Making Friends & My Alter Ego

Dormon Horfitz is two and a half feet tall, two hundred years old, and never seen without his cane–though he has enough pep in his step that you’d expect he doesn’t need one. This is because he does not in fact need it. It is his magical staff–his focus. Dormon is not real. He’s my character in an ongoing Dungeons and Dragons campaign I’m in with some people from the University College Dublin. Due to the current restrictions in Ireland, I haven’t had a chance to meet any of my classmates in person. However, I had the opportunity to join a remote D&D campaign. We meet over Zoom once a week for several hours to track down demonic cultists, battle wyverns, and capture Nightmares.

The thing about meeting people remotely for D&D is that they don’t know me, and I don’t necessarily know them either. Instead, we’ve gotten to know each other’s characters. A resourceful and paranoid rogue, an upstanding and gullible cleric, a flute playing bard who’s always chasing down her four children. They’ve had meals together in dingy

taverns, camped out deep in the woods, and gotten fair food at the annual spring celebration. Through these adventures and misadventures, we’ve created friendships and connections.

D&D has offered me a unique opportunity in these times. I can let my own insecurities go and step into a new world.

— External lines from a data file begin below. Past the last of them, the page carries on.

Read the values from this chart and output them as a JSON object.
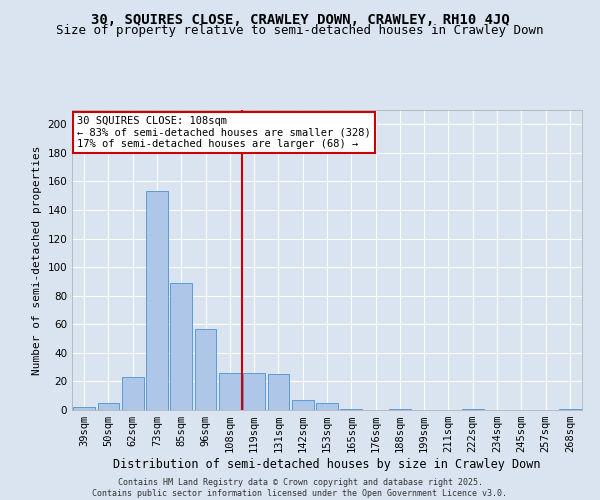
{
  "title1": "30, SQUIRES CLOSE, CRAWLEY DOWN, CRAWLEY, RH10 4JQ",
  "title2": "Size of property relative to semi-detached houses in Crawley Down",
  "xlabel": "Distribution of semi-detached houses by size in Crawley Down",
  "ylabel": "Number of semi-detached properties",
  "categories": [
    "39sqm",
    "50sqm",
    "62sqm",
    "73sqm",
    "85sqm",
    "96sqm",
    "108sqm",
    "119sqm",
    "131sqm",
    "142sqm",
    "153sqm",
    "165sqm",
    "176sqm",
    "188sqm",
    "199sqm",
    "211sqm",
    "222sqm",
    "234sqm",
    "245sqm",
    "257sqm",
    "268sqm"
  ],
  "values": [
    2,
    5,
    23,
    153,
    89,
    57,
    26,
    26,
    25,
    7,
    5,
    1,
    0,
    1,
    0,
    0,
    1,
    0,
    0,
    0,
    1
  ],
  "bar_color": "#aec6e8",
  "bar_edge_color": "#5b9bd5",
  "vline_index": 6,
  "vline_color": "#cc0000",
  "annotation_line1": "30 SQUIRES CLOSE: 108sqm",
  "annotation_line2": "← 83% of semi-detached houses are smaller (328)",
  "annotation_line3": "17% of semi-detached houses are larger (68) →",
  "annotation_box_color": "#cc0000",
  "ylim": [
    0,
    210
  ],
  "yticks": [
    0,
    20,
    40,
    60,
    80,
    100,
    120,
    140,
    160,
    180,
    200
  ],
  "footnote": "Contains HM Land Registry data © Crown copyright and database right 2025.\nContains public sector information licensed under the Open Government Licence v3.0.",
  "bg_color": "#d9e4f0",
  "plot_bg_color": "#d9e4f0",
  "title1_fontsize": 10,
  "title2_fontsize": 9,
  "xlabel_fontsize": 8.5,
  "ylabel_fontsize": 8,
  "tick_fontsize": 7.5,
  "annotation_fontsize": 7.5,
  "footnote_fontsize": 6
}
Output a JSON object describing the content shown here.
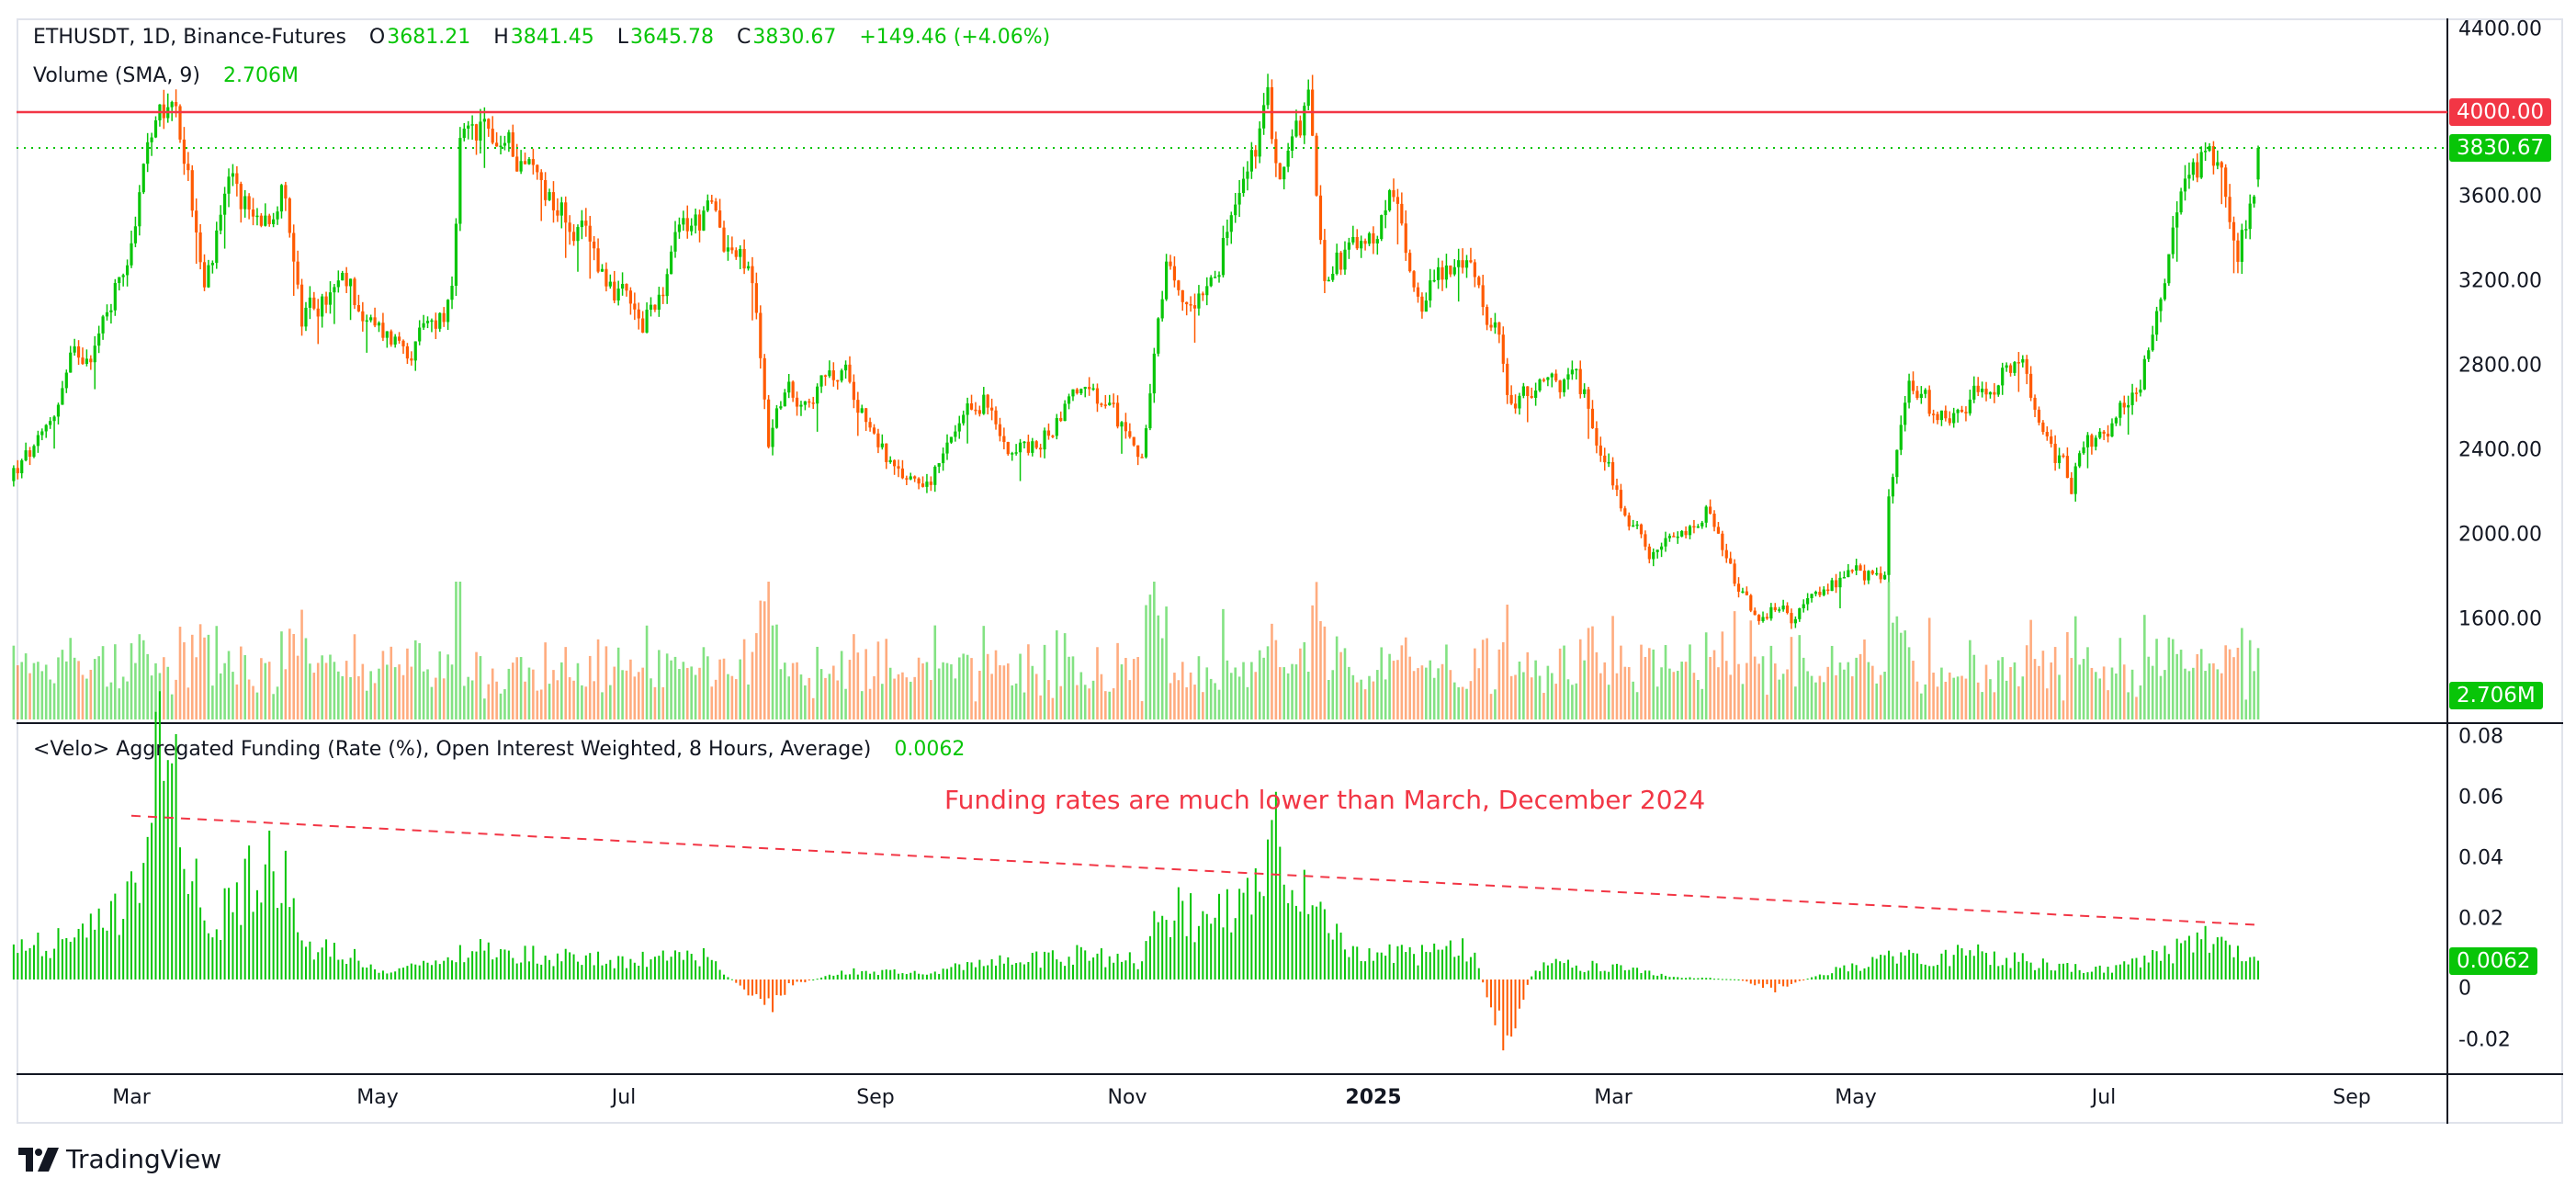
{
  "legend": {
    "symbol": "ETHUSDT, 1D, Binance-Futures",
    "open_label": "O",
    "open": "3681.21",
    "high_label": "H",
    "high": "3841.45",
    "low_label": "L",
    "low": "3645.78",
    "close_label": "C",
    "close": "3830.67",
    "change": "+149.46 (+4.06%)",
    "volume_title": "Volume (SMA, 9)",
    "volume_value": "2.706M",
    "funding_title": "<Velo> Aggregated Funding (Rate (%), Open Interest Weighted, 8 Hours, Average)",
    "funding_value": "0.0062"
  },
  "annotation": "Funding rates are much lower than March, December 2024",
  "price_axis": [
    "4400.00",
    "4000.00",
    "3600.00",
    "3200.00",
    "2800.00",
    "2400.00",
    "2000.00",
    "1600.00"
  ],
  "funding_axis": [
    "0.08",
    "0.06",
    "0.04",
    "0.02",
    "0",
    "-0.02"
  ],
  "time_axis": [
    "Mar",
    "May",
    "Jul",
    "Sep",
    "Nov",
    "2025",
    "Mar",
    "May",
    "Jul",
    "Sep"
  ],
  "tags": {
    "resistance": "4000.00",
    "last_price": "3830.67",
    "volume": "2.706M",
    "funding": "0.0062"
  },
  "logo_text": "TradingView",
  "colors": {
    "up": "#08c508",
    "down": "#ff5a00",
    "resistance": "#f23645",
    "annotation": "#f23645"
  },
  "chart_data": [
    {
      "type": "candlestick",
      "interval": "1D",
      "date_range": [
        "2024-02-01",
        "2025-08-07"
      ],
      "ylim": [
        1200,
        4450
      ],
      "horizontal_lines": [
        {
          "value": 4000,
          "style": "solid",
          "color": "#f23645"
        },
        {
          "value": 3830.67,
          "style": "dotted",
          "color": "#08c508"
        }
      ],
      "last_bar": {
        "date": "2025-08-07",
        "open": 3681.21,
        "high": 3841.45,
        "low": 3645.78,
        "close": 3830.67
      },
      "close_approx": [
        [
          "2024-02-01",
          2300
        ],
        [
          "2024-02-08",
          2420
        ],
        [
          "2024-02-15",
          2800
        ],
        [
          "2024-02-22",
          2950
        ],
        [
          "2024-02-29",
          3350
        ],
        [
          "2024-03-05",
          3800
        ],
        [
          "2024-03-12",
          4050
        ],
        [
          "2024-03-15",
          3700
        ],
        [
          "2024-03-19",
          3150
        ],
        [
          "2024-03-25",
          3600
        ],
        [
          "2024-04-01",
          3500
        ],
        [
          "2024-04-08",
          3650
        ],
        [
          "2024-04-12",
          3000
        ],
        [
          "2024-04-20",
          3150
        ],
        [
          "2024-04-24",
          3150
        ],
        [
          "2024-04-30",
          2950
        ],
        [
          "2024-05-10",
          2900
        ],
        [
          "2024-05-19",
          3100
        ],
        [
          "2024-05-21",
          3800
        ],
        [
          "2024-05-27",
          3900
        ],
        [
          "2024-06-05",
          3800
        ],
        [
          "2024-06-15",
          3550
        ],
        [
          "2024-06-24",
          3300
        ],
        [
          "2024-07-05",
          2950
        ],
        [
          "2024-07-15",
          3450
        ],
        [
          "2024-07-22",
          3500
        ],
        [
          "2024-08-01",
          3200
        ],
        [
          "2024-08-05",
          2450
        ],
        [
          "2024-08-08",
          2650
        ],
        [
          "2024-08-25",
          2750
        ],
        [
          "2024-09-06",
          2250
        ],
        [
          "2024-09-15",
          2300
        ],
        [
          "2024-09-27",
          2650
        ],
        [
          "2024-10-01",
          2450
        ],
        [
          "2024-10-10",
          2400
        ],
        [
          "2024-10-20",
          2700
        ],
        [
          "2024-10-31",
          2500
        ],
        [
          "2024-11-05",
          2400
        ],
        [
          "2024-11-11",
          3200
        ],
        [
          "2024-11-15",
          3050
        ],
        [
          "2024-11-24",
          3350
        ],
        [
          "2024-12-01",
          3700
        ],
        [
          "2024-12-06",
          4000
        ],
        [
          "2024-12-09",
          3700
        ],
        [
          "2024-12-16",
          4000
        ],
        [
          "2024-12-20",
          3300
        ],
        [
          "2024-12-31",
          3350
        ],
        [
          "2025-01-06",
          3650
        ],
        [
          "2025-01-09",
          3300
        ],
        [
          "2025-01-13",
          3150
        ],
        [
          "2025-01-20",
          3300
        ],
        [
          "2025-01-27",
          3200
        ],
        [
          "2025-02-02",
          2850
        ],
        [
          "2025-02-03",
          2650
        ],
        [
          "2025-02-10",
          2650
        ],
        [
          "2025-02-20",
          2750
        ],
        [
          "2025-02-25",
          2500
        ],
        [
          "2025-03-03",
          2150
        ],
        [
          "2025-03-11",
          1900
        ],
        [
          "2025-03-20",
          2000
        ],
        [
          "2025-03-24",
          2100
        ],
        [
          "2025-03-29",
          1850
        ],
        [
          "2025-04-06",
          1550
        ],
        [
          "2025-04-09",
          1650
        ],
        [
          "2025-04-15",
          1600
        ],
        [
          "2025-04-22",
          1750
        ],
        [
          "2025-04-30",
          1800
        ],
        [
          "2025-05-07",
          1800
        ],
        [
          "2025-05-08",
          2200
        ],
        [
          "2025-05-13",
          2700
        ],
        [
          "2025-05-20",
          2550
        ],
        [
          "2025-05-27",
          2650
        ],
        [
          "2025-06-10",
          2800
        ],
        [
          "2025-06-13",
          2550
        ],
        [
          "2025-06-22",
          2250
        ],
        [
          "2025-06-24",
          2450
        ],
        [
          "2025-07-01",
          2450
        ],
        [
          "2025-07-09",
          2750
        ],
        [
          "2025-07-16",
          3350
        ],
        [
          "2025-07-20",
          3750
        ],
        [
          "2025-07-28",
          3800
        ],
        [
          "2025-08-02",
          3400
        ],
        [
          "2025-08-06",
          3680
        ],
        [
          "2025-08-07",
          3830.67
        ]
      ]
    },
    {
      "type": "bar",
      "name": "Volume (SMA, 9)",
      "last_value": "2.706M"
    },
    {
      "type": "bar",
      "name": "<Velo> Aggregated Funding (Rate (%), Open Interest Weighted, 8 Hours, Average)",
      "ylim": [
        -0.025,
        0.085
      ],
      "values_approx": [
        [
          "2024-02-01",
          0.01
        ],
        [
          "2024-02-20",
          0.015
        ],
        [
          "2024-03-01",
          0.025
        ],
        [
          "2024-03-05",
          0.05
        ],
        [
          "2024-03-08",
          0.07
        ],
        [
          "2024-03-12",
          0.06
        ],
        [
          "2024-03-15",
          0.045
        ],
        [
          "2024-03-20",
          0.012
        ],
        [
          "2024-03-28",
          0.03
        ],
        [
          "2024-04-05",
          0.045
        ],
        [
          "2024-04-12",
          0.01
        ],
        [
          "2024-04-20",
          0.012
        ],
        [
          "2024-05-01",
          0.002
        ],
        [
          "2024-05-15",
          0.005
        ],
        [
          "2024-05-25",
          0.01
        ],
        [
          "2024-06-10",
          0.008
        ],
        [
          "2024-07-01",
          0.006
        ],
        [
          "2024-07-20",
          0.008
        ],
        [
          "2024-08-05",
          -0.01
        ],
        [
          "2024-08-10",
          -0.002
        ],
        [
          "2024-08-25",
          0.003
        ],
        [
          "2024-09-10",
          0.002
        ],
        [
          "2024-10-01",
          0.006
        ],
        [
          "2024-10-20",
          0.008
        ],
        [
          "2024-11-05",
          0.006
        ],
        [
          "2024-11-10",
          0.025
        ],
        [
          "2024-11-20",
          0.02
        ],
        [
          "2024-12-05",
          0.03
        ],
        [
          "2024-12-08",
          0.048
        ],
        [
          "2024-12-15",
          0.025
        ],
        [
          "2024-12-25",
          0.01
        ],
        [
          "2025-01-15",
          0.008
        ],
        [
          "2025-01-25",
          0.01
        ],
        [
          "2025-02-03",
          -0.022
        ],
        [
          "2025-02-10",
          0.005
        ],
        [
          "2025-03-01",
          0.004
        ],
        [
          "2025-03-15",
          0.001
        ],
        [
          "2025-04-01",
          0.0
        ],
        [
          "2025-04-10",
          -0.003
        ],
        [
          "2025-04-25",
          0.003
        ],
        [
          "2025-05-10",
          0.008
        ],
        [
          "2025-06-01",
          0.008
        ],
        [
          "2025-06-20",
          0.004
        ],
        [
          "2025-07-01",
          0.003
        ],
        [
          "2025-07-15",
          0.008
        ],
        [
          "2025-07-25",
          0.013
        ],
        [
          "2025-08-01",
          0.008
        ],
        [
          "2025-08-07",
          0.0062
        ]
      ],
      "trendline": {
        "from": [
          "2024-03-01",
          0.054
        ],
        "to": [
          "2025-08-07",
          0.018
        ],
        "style": "dashed",
        "color": "#f23645"
      }
    }
  ]
}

This fabricated world has allowed me to make connections with people I would never have otherwise met. You’d be hard-pressed to find a group of strangers who’d be willing to sign up to sit on Zoom for two hours every week with each other. However, that’s exactly what I’ve found myself doing.

I won’t lie. It’s been taxing. I’ve moved to a new country where restrictions keep me from meeting anyone, just to sit in a bare dorm room watching video lectures all day, eat, sleep, and repeat. I’ve found myself falling into my shell. However, I haven’t had to do it alone. My dear friend Dormon and his loyal companions are there for me every Thursday for a couple of hours to dispel the dreary mundaneness.

Beyond the joy that this D&D campaign has brought to me in these times, it has also further shown me the power of technology to foster and maintain connections. D&D on Zoom feels in many ways like an odd mashup of the old and new. I can see and talk with people from six different locations all at once, and yet we play a game where we roll dice to deal damage and tally our health points on a piece of scratch paper. However, I think this is when technology is at its best, because it is unobtrusive. It brings us together but lets us forget it exists. As someone who does research in computational creativity, I think this is a crucial lesson. Computers do best when they stay out of our way. Software that allows computers to create on their own behalf can toe the line between competition and collaborator. As a developer of such software, I must keep in mind that the best tools lay in waiting until called upon, and don’t stray too far from the artist’s intent.